Mgr Jean-Charles Dufour, Aumônier des Servantes de Jésus-Marie
HOMÉLIE : 6 Juin 2018
( Marc 12, 18-27 )
Plus jeune, quand j’entendais l’histoire de cette femme qui avait été obligée d’épouser sept frères les uns après les autres, je trouvais que ça n’avait pas d’allure, que c’était exagéré, que ça n’avait pas de sens, pas plus que la question d’ailleurs. Si quelqu’un m’avait raconté une histoire semblable avec le même genre de question, c’est certain que je ne me serais pas embarqué dans une discussion. Jésus nous donne à réfléchir. Il ne refuse pas de dialoguer avec les sadducéens, même s’il est bien conscient qu’ils sont en train de lui tendre un piège. Il va plutôt profiter de l’occasion pour nous donner tout un enseignement.
Alors, il commence par leur dire « N’êtes-vous pas dans l’erreur, en méconnaissant les Écritures, et la puissance de Dieu ? »
Il ne leur vient pas aux oreilles que la Parole de Dieu est puissante, qu’elle est capable de beaucoup plus qu’on imagine. Pourtant le prophète Jean Baptiste le prêchait dans le désert. Un jour, voyant les pharisiens et des sadducéens venir à lui pour se présenter à son baptême, il leur avait déclaré :
« N’allez pas dire en vous-mêmes : “Nous avons Abraham pour père” ; car, je vous le dis : des pierres que voici, Dieu peut faire surgir des enfants à Abraham. » (Matthieu 3,9)
Après leur avoir reproché leur méconnaissance des Écritures, Jésus ajoute que, par voie de conséquence, ils ne connaissent pas la puissance de Dieu.
Remarquons d’abord que les sadducéens sont enfermés dans leur conviction ; il n’y a pas d’avenir pour eux. Quand ils disent à Jésus « Maître, Moïse nous a prescrit… », on sent que la porte est fermée, qu’ils refusent de s’ouvrir à la nouveauté, de croire à la résurrection. En plus, on sent dans leur histoire qu’ils mettent leur espérance dans cette vie seulement, dans une sorte de descendance obligatoire. Ils s’imaginent que ce sont les hommes qui donnent la vie en procréant. Inévitablement, ils s’orientent vers une profonde déception parce que, de toute façon, leur vie va finir par s’arrêter. Ils ne sont jamais arrivés à comprendre que la vie est un don, un don de Dieu, un don appelé à s’épanouir jusque dans l’au-delà.

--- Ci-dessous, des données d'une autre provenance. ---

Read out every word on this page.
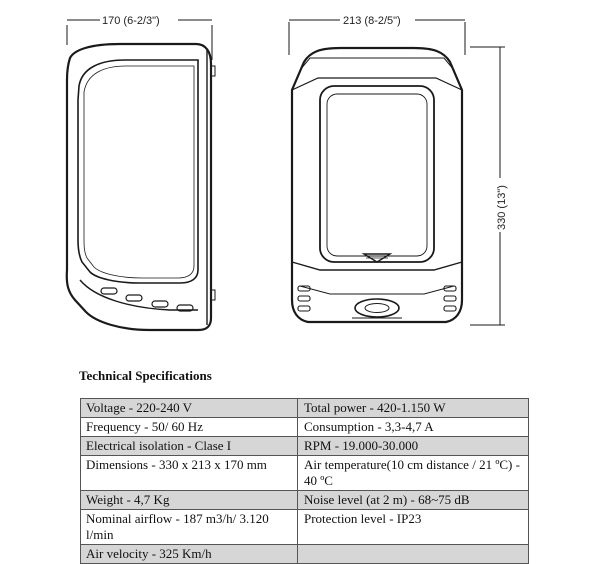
170 (6-2/3")	213 (8-2/5")
330 (13")
Technical Specifications
Voltage - 220-240 V	Total power - 420-1.150 W
Frequency - 50/ 60 Hz	Consumption - 3,3-4,7 A
Electrical isolation - Clase I	RPM - 19.000-30.000
Dimensions - 330 x 213 x 170 mm	Air temperature(10 cm distance / 21 ºC) - 40 ºC
Weight - 4,7 Kg	Noise level (at 2 m) - 68~75 dB
Nominal airflow - 187 m3/h/ 3.120 l/min	Protection level - IP23
Air velocity - 325 Km/h	
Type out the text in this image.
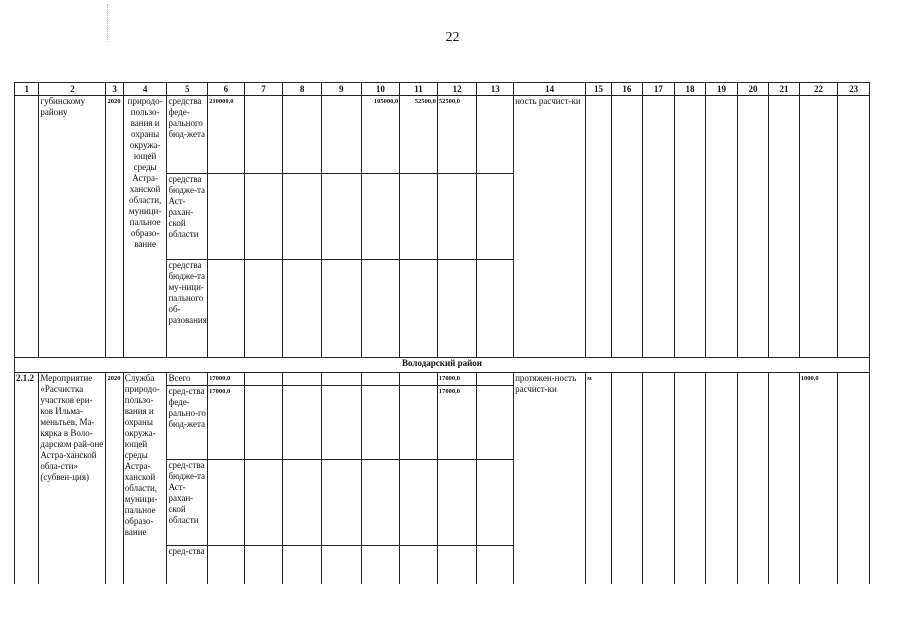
22
1	2	3	4	5	6	7	8	9	10	11	12	13	14	15	16	17	18	19	20	21	22	23
	губинскому району	2020	природо-пользо-вания и охраны окружа-ющей среды Астра-ханской области, муници-пальное образо-вание	средства феде-рального бюд-жета	210000,0				105000,0	52500,0	52500,0		ность расчист-ки									
				средства бюдже-та Аст-рахан-ской области																		
				средства бюдже-та му-ници-пального об-разования																		
Володарский район																						
2.1.2	Мероприятие «Расчистка участков ери-ков Ильма-меньтьев, Ма-кярка в Воло-дарском рай-оне Астра-ханской обла-сти» (субвен-ция)	2020	Служба природо-пользо-вания и охраны окружа-ющей среды Астра-ханской области, муници-пальное образо-вание	Всего	17000,0						17000,0		протяжен-ность расчист-ки	м							1000,0	
				сред-ства феде-рально-го бюд-жета	17000,0						17000,0											
				сред-ства бюдже-та Аст-рахан-ской области																		
				сред-ства																		
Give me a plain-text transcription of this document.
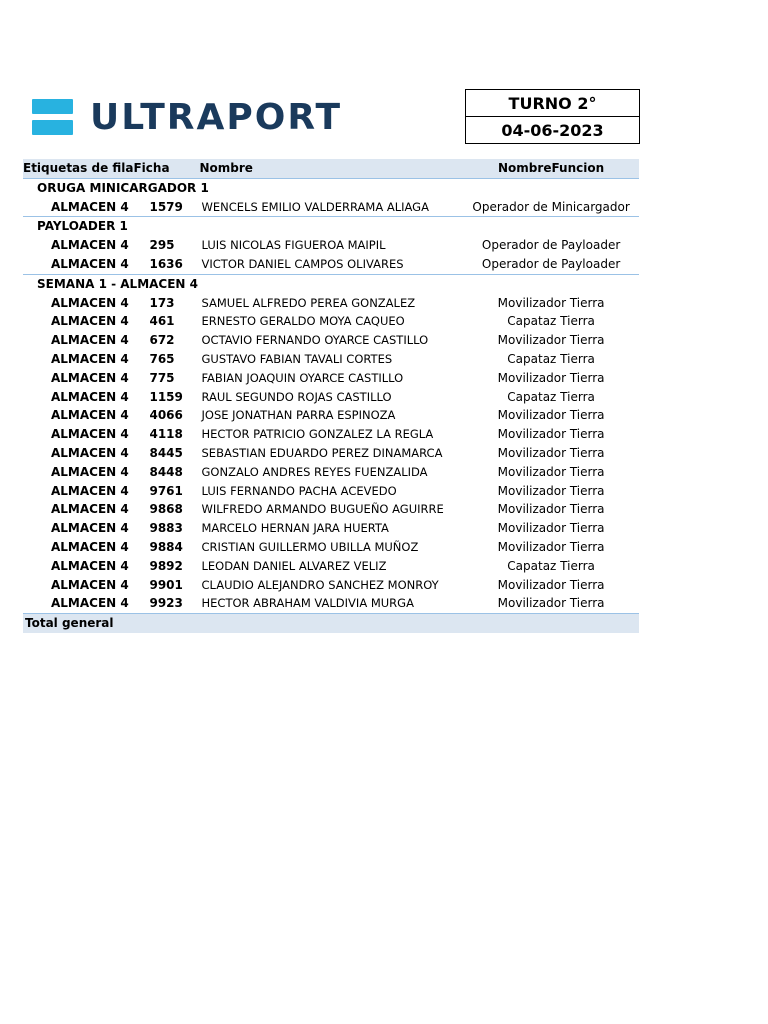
ULTRAPORT	TURNO 2°
04-06-2023
Etiquetas de fila	Ficha	Nombre	NombreFuncion
ORUGA MINICARGADOR 1			
ALMACEN 4	1579	WENCELS EMILIO VALDERRAMA ALIAGA	Operador de Minicargador
PAYLOADER 1			
ALMACEN 4	295	LUIS NICOLAS FIGUEROA MAIPIL	Operador de Payloader
ALMACEN 4	1636	VICTOR DANIEL CAMPOS OLIVARES	Operador de Payloader
SEMANA 1 - ALMACEN 4			
ALMACEN 4	173	SAMUEL ALFREDO PEREA GONZALEZ	Movilizador Tierra
ALMACEN 4	461	ERNESTO GERALDO MOYA CAQUEO	Capataz Tierra
ALMACEN 4	672	OCTAVIO FERNANDO OYARCE CASTILLO	Movilizador Tierra
ALMACEN 4	765	GUSTAVO FABIAN TAVALI CORTES	Capataz Tierra
ALMACEN 4	775	FABIAN JOAQUIN OYARCE CASTILLO	Movilizador Tierra
ALMACEN 4	1159	RAUL SEGUNDO ROJAS CASTILLO	Capataz Tierra
ALMACEN 4	4066	JOSE JONATHAN PARRA ESPINOZA	Movilizador Tierra
ALMACEN 4	4118	HECTOR PATRICIO GONZALEZ LA REGLA	Movilizador Tierra
ALMACEN 4	8445	SEBASTIAN EDUARDO PEREZ DINAMARCA	Movilizador Tierra
ALMACEN 4	8448	GONZALO ANDRES REYES FUENZALIDA	Movilizador Tierra
ALMACEN 4	9761	LUIS FERNANDO PACHA ACEVEDO	Movilizador Tierra
ALMACEN 4	9868	WILFREDO ARMANDO BUGUEÑO AGUIRRE	Movilizador Tierra
ALMACEN 4	9883	MARCELO HERNAN JARA HUERTA	Movilizador Tierra
ALMACEN 4	9884	CRISTIAN GUILLERMO UBILLA MUÑOZ	Movilizador Tierra
ALMACEN 4	9892	LEODAN DANIEL ALVAREZ VELIZ	Capataz Tierra
ALMACEN 4	9901	CLAUDIO ALEJANDRO SANCHEZ MONROY	Movilizador Tierra
ALMACEN 4	9923	HECTOR ABRAHAM VALDIVIA MURGA	Movilizador Tierra
Total general			
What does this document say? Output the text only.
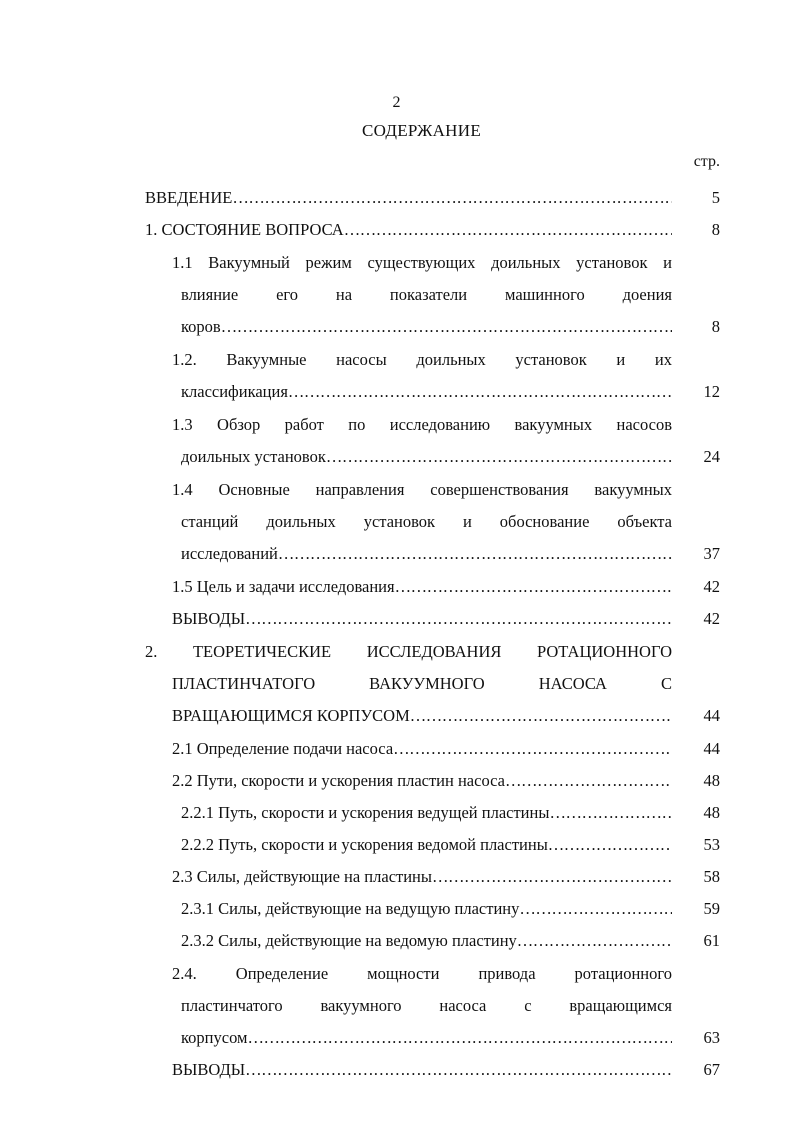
2
СОДЕРЖАНИЕ
стр.
ВВЕДЕНИЕ ……………………………………………………………………………………………………………………………………………………	5
1. СОСТОЯНИЕ ВОПРОСА ……………………………………………………………………………………………………………………………………………………	8
1.1 Вакуумный режим существующих доильных установок и
влияние его на показатели машинного доения
коров ……………………………………………………………………………………………………………………………………………………	8
1.2. Вакуумные насосы доильных установок и их
классификация ……………………………………………………………………………………………………………………………………………………	12
1.3 Обзор работ по исследованию вакуумных насосов
доильных установок ……………………………………………………………………………………………………………………………………………………	24
1.4 Основные направления совершенствования вакуумных
станций доильных установок и обоснование объекта
исследований ……………………………………………………………………………………………………………………………………………………	37
1.5 Цель и задачи исследования ……………………………………………………………………………………………………………………………………………………	42
ВЫВОДЫ ……………………………………………………………………………………………………………………………………………………	42
2. ТЕОРЕТИЧЕСКИЕ ИССЛЕДОВАНИЯ РОТАЦИОННОГО
ПЛАСТИНЧАТОГО ВАКУУМНОГО НАСОСА С
ВРАЩАЮЩИМСЯ КОРПУСОМ ……………………………………………………………………………………………………………………………………………………	44
2.1 Определение подачи насоса ……………………………………………………………………………………………………………………………………………………	44
2.2 Пути, скорости и ускорения пластин насоса ……………………………………………………………………………………………………………………………………………………	48
2.2.1 Путь, скорости и ускорения ведущей пластины ……………………………………………………………………………………………………………………………………………………	48
2.2.2 Путь, скорости и ускорения ведомой пластины ……………………………………………………………………………………………………………………………………………………	53
2.3 Силы, действующие на пластины ……………………………………………………………………………………………………………………………………………………	58
2.3.1 Силы, действующие на ведущую пластину ……………………………………………………………………………………………………………………………………………………	59
2.3.2 Силы, действующие на ведомую пластину ……………………………………………………………………………………………………………………………………………………	61
2.4. Определение мощности привода ротационного
пластинчатого вакуумного насоса с вращающимся
корпусом ……………………………………………………………………………………………………………………………………………………	63
ВЫВОДЫ ……………………………………………………………………………………………………………………………………………………	67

Jésus saisit très bien cette situation et en profite pour amener les sadducéens plus loin. Vous remarquerez que le mot « Mais » revient deux fois dans les paroles de Jésus. C’est après ces « Mais » qu’on trouve le message fondamental de Jésus. La première fois, c’est quand il dit :
« Lorsqu’on ressuscite d’entre les morts, on ne se marie pas, MAIS on est comme les anges dans les cieux »,
pas un retour à la vie comme Lazare qui sort de son tombeau, comme la petite fille de Jaïre que Jésus fait lever, mais une entrée dans la vie céleste, dans la vie éternelle. La deuxième fois, c’est quand il dit :
« Il n’est pas le Dieu des morts, MAIS des vivants »,
le Dieu des vivants, celui qui appelle l’homme à la vie et lui promet une vie éternelle.
Aujourd’hui, Jésus nous invite à scruter les Écritures pour mieux en saisir toute la force et ainsi mieux connaître la puissance de Dieu. La réponse qu’il donne aux sadducéens, c’est d’abord une promesse que Jésus nous fait, à nous. Laissons cette promesse retentir en nous. Accueillons-la, vivons-la et laissons grandir la Vie en nous.